China seeks the detention of foreigners in the disputed South China Sea | South China Sea News

The Philippines makes a new legal submission to the UN, asserting its own rights and challenging China's claim.

New maritime rules issued by China allowing its coast guard to detain foreigners for trespassing in the disputed South China Sea have come into force, but neighboring countries are questioning their international legitimacy.

China claims almost the entire South China Sea, ignoring competing claims by several Southeast Asian countries, including the Philippines, and a 2016 ruling by an arbitration court in The Hague, which declared its position had no legal basis.

The Chinese government has been deploying the country's coast guard and other ships to patrol the waters it claims as its own and has turned several reefs into militarized artificial islands. In recent years, Chinese and Philippine vessels have had a series of clashes in disputed areas that have raised fears of a broader conflict.

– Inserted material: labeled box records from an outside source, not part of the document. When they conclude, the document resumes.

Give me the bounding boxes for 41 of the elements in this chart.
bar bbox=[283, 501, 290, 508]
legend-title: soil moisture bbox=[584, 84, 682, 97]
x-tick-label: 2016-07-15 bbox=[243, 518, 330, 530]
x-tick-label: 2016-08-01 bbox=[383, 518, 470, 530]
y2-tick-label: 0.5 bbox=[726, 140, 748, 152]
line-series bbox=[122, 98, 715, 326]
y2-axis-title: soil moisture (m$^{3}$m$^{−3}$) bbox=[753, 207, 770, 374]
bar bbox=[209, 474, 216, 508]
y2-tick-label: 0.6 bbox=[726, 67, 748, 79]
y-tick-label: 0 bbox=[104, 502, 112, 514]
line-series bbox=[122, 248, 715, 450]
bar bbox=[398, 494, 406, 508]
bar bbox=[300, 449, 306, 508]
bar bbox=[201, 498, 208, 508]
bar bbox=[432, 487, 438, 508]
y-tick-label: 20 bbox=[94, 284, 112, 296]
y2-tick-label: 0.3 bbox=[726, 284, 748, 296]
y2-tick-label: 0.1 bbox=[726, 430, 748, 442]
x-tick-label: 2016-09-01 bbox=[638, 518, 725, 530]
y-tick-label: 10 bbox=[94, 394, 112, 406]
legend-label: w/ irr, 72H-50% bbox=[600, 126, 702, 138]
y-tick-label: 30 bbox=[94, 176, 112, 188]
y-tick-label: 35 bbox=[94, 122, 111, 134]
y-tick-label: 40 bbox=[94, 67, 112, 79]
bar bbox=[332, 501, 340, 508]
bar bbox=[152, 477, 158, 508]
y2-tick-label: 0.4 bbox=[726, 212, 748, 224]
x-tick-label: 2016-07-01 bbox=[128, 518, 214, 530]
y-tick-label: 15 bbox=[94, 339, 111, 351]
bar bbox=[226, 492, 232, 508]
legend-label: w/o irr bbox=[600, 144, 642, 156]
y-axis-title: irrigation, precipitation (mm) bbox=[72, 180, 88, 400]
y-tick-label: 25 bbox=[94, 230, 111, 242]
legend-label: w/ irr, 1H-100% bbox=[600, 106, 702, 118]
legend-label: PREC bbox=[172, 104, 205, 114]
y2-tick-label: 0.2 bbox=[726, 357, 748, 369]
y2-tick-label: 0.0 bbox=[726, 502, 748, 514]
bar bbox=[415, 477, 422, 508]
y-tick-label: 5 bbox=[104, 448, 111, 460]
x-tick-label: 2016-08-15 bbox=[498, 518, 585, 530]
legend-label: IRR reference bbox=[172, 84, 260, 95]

Starting Saturday, China's coast guard can detain foreigners “suspected of violating border entry and exit management,” according to new rules published online.

Detention for up to 60 days is allowed in “complicated cases,” they say. “Foreign ships that have illegally entered China's territorial waters and adjacent waters may be detained.”

Philippine President Ferdinand Marcos Jr last month called the new rules a “very worrying” escalation. And on Saturday, the Philippine Department of Foreign Affairs announced that it had filed legal documents with the United Nations in New York asserting its own “maritime right” under U.N. maritime rules to an extended continental shelf in parts of the South China Sea. . which is referred to as the West Philippine Sea.

The Philippines accused the Chinese coast guard of “barbaric and inhuman behavior” against Philippine vessels after coast guard vessels used water cannon against Philippine vessels several times in the disputed waters. There have also been collisions in which Filipino soldiers were injured.

Philippine military chief Gen. Romeo Brawner told reporters Saturday that authorities in Manila were “discussing a series of measures to be taken so that we can protect our fishermen.”

Filipino fishermen were also told “not to be afraid, but just go ahead with their normal activities to fish there in our Exclusive Economic Zone,” ignoring Beijing's new rules, Brawner said.

The Group of Seven (G7) bloc of powerful economies on Friday also criticized what it called “dangerous” incursions by China into the vital waterway, where Vietnam, Malaysia and Brunei also have overlapping claims in parts.

Trillions of dollars in maritime trade pass through the South China Sea annually, and huge deposits of untapped oil and gas are believed to lie beneath its seabed, although estimates vary widely.

The sea is also important as a source of fish for growing populations.

China has defended its new coast guard rules. A Foreign Ministry spokesman said last month that they aimed to “better maintain order at sea”, while the Chinese defense minister warned this month that there were “limits” to Beijing's restraint in the China Sea. Southern.

China has also been angered in the past by U.S. and other Western warships sailing through the South China Sea.

The U.S. Navy and others undertake such voyages to assert freedom of navigation in international waters, but Beijing views them as violations of its sovereignty.

Chinese and US forces have had a series of close encounters in the South China Sea.